I would stand in line, but I’d avoid the line if I could. Maybe go super early or during the weekday or something. For me the stench is not the draw at all, but I can stand it for awhile. I mean, I survived a child in diapers and house-breaking umpteen dogs, some flower is not going to faze me.
The reason to go is the size of that flower. A flower that big is not just some plant, it’s like an entity. You can feel it dominating the space when you stand next to it.
It’s like the first time you see an African bull elephant. You just can’t appreciate the size and weight of the thing until you’ve stood there next to it. It’s an experience that affects your overall perspective.
Re: people wanting to smell it. When you get right down to it isn’t that every male? I used to have a friend who joked a lot about men being big four-year-olds. She said if you want the attention of every guy in a bar just bring in a jar of something stinky and dare somebody to smell it. She swore you’d have every guy in the place lining up and pushing to get near for a whiff.
I’d bet lots of those experiencing Amorphophallus titanum are not repelled by the smell, but find it neutral or even appealing. The variation in how people react to scents is remarkable.
I currently have a night-flowering Oenothera in bloom - an unusual variety whose flowers to me smell like a botanical lemon Pledge, with maybe the tiniest bit of bleach mixed in. I like it (it’s different from more typical sweet flower fragrance) but undoubtedly some would loathe it.
Mary Roach’s book “Grunt” has a section on attempts by the military (including the OSS in WWII) to develop a stench weapon to confound or embarrass the enemy. They kept running into problems developing an odor bomb that would have universal impact; there always seemed to be one or more ethnic/national groups that didn’t mind the scent. The most consistently effective and repulsive odor was Military Latrine.

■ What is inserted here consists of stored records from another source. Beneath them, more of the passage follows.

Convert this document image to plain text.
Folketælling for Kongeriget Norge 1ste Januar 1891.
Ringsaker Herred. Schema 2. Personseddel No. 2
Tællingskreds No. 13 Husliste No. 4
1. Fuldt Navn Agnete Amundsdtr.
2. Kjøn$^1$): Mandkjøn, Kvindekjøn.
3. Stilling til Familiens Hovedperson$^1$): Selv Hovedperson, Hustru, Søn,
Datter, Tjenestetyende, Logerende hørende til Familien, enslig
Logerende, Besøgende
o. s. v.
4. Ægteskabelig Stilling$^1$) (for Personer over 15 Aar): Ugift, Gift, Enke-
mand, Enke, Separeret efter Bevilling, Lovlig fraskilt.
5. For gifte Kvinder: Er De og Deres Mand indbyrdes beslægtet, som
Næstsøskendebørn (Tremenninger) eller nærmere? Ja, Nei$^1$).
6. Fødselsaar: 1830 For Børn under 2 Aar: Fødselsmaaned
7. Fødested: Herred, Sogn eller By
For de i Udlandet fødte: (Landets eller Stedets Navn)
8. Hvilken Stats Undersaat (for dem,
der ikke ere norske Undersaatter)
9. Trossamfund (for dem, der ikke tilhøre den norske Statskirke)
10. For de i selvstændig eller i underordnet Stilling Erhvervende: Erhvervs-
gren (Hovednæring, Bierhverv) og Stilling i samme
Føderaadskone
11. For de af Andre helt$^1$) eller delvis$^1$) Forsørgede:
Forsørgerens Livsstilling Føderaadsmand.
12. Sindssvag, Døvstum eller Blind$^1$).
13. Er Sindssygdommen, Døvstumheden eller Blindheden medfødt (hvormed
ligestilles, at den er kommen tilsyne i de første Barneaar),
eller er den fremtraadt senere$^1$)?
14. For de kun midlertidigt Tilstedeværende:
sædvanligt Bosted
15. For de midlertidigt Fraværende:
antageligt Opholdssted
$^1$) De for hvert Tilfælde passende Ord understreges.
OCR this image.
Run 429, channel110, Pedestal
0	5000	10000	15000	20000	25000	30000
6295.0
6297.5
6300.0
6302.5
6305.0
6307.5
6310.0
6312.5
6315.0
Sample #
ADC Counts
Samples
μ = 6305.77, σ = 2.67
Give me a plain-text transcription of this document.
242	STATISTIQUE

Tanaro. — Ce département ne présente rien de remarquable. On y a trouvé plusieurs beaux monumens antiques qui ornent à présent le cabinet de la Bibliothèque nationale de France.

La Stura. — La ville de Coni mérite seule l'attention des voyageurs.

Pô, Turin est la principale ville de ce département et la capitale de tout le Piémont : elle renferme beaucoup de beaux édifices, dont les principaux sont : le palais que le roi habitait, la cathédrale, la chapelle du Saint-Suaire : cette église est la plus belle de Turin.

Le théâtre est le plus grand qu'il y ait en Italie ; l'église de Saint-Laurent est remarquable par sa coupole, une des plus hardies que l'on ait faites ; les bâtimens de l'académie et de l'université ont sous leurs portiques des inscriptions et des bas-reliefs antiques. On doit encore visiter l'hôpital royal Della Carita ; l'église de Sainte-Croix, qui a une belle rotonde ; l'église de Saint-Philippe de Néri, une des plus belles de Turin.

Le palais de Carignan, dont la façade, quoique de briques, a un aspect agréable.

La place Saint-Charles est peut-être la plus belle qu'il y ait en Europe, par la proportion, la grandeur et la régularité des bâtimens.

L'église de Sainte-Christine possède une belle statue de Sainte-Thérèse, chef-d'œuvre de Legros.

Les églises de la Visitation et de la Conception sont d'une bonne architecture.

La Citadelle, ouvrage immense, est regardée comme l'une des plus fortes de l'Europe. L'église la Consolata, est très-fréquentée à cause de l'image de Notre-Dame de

A. titanum’s much smaller cousin Amorphophallus konjac is not only a worthy garden subject (the foliage is attractive long after the brief bloom season), but you could harvest and process it to make your own super-duper weight loss remedy. I see TV ads proclaiming a konjac-based supplement lets you eat anything you want but lose weight, and since it’s on TV it’s gotta be true.
Oddly enough, I would line up to see the stinky flower, despite my intense aversion to many every day smells. I’d think anyone who gardens as a hobby would be thrilled to see such a thing. Also, I assume it’s not like sitting in doctors waiting room or something; I mean you *are * in a garden while you wait, no? Hopefully there’d be other things to look at (and better things to smell) while you wait.
A couple of years ago one bloomed at the Franklin Park Zoo here in Boston, and I happened to be free to see it.
Unfortunately, that’s all I could do – see it. You have a very small window of opportunity if you also want to sample its characteristic aroma, whose effective lifetime can be measured in hours.
Still, it’s rare enough you get to see the flower itself, so I count myself lucky for that.
I tend to be into extreme sensory experiences, mostly when it comes to taste, but the opportunity to experience a stinky plant works for me, too. But I’d want to know that it’s stinky when I get there. If there’s not going to be any stink left by the time I get to it, I’d pass. The appeal of seeing such a thing in person isn’t that interesting to me. I know what they look like. It’s the sensory experience of smell that would make it interesting.
I’m with Filbert on this. Also, if it’s the “smell of death”, well, I haven’t smelled that before. And I hope I never have to. So it would be interesting, but not by waiting 2 hours for.
That seems kind of unusual. Never passed by ripe roadkill? Never found a pack of meat that has been accidentally left in the trunk of your car? Nothing like that?
I’ve never experienced “the smell of death” and in fact asked people here to describe it but didn’t really come away with a good understanding. I’ve not smelled old meat and if I come across road I don’t look or linger long enough to determine how long it’s been there, much less take a whiff :eek:
Want to be scientific about it? Take a couple of raw chicken legs. Put them in a ziplock bag. Leave it out on the counter for a week or so. You’ll have your answer. (I ran this simple experiment accidentally once by having a similar apparatus drop behind my chest freezer without my noticing.) As for your comment on roadkill, you don’t have to linger at it, you can smell it from a distance (see the recent raccoon thread.)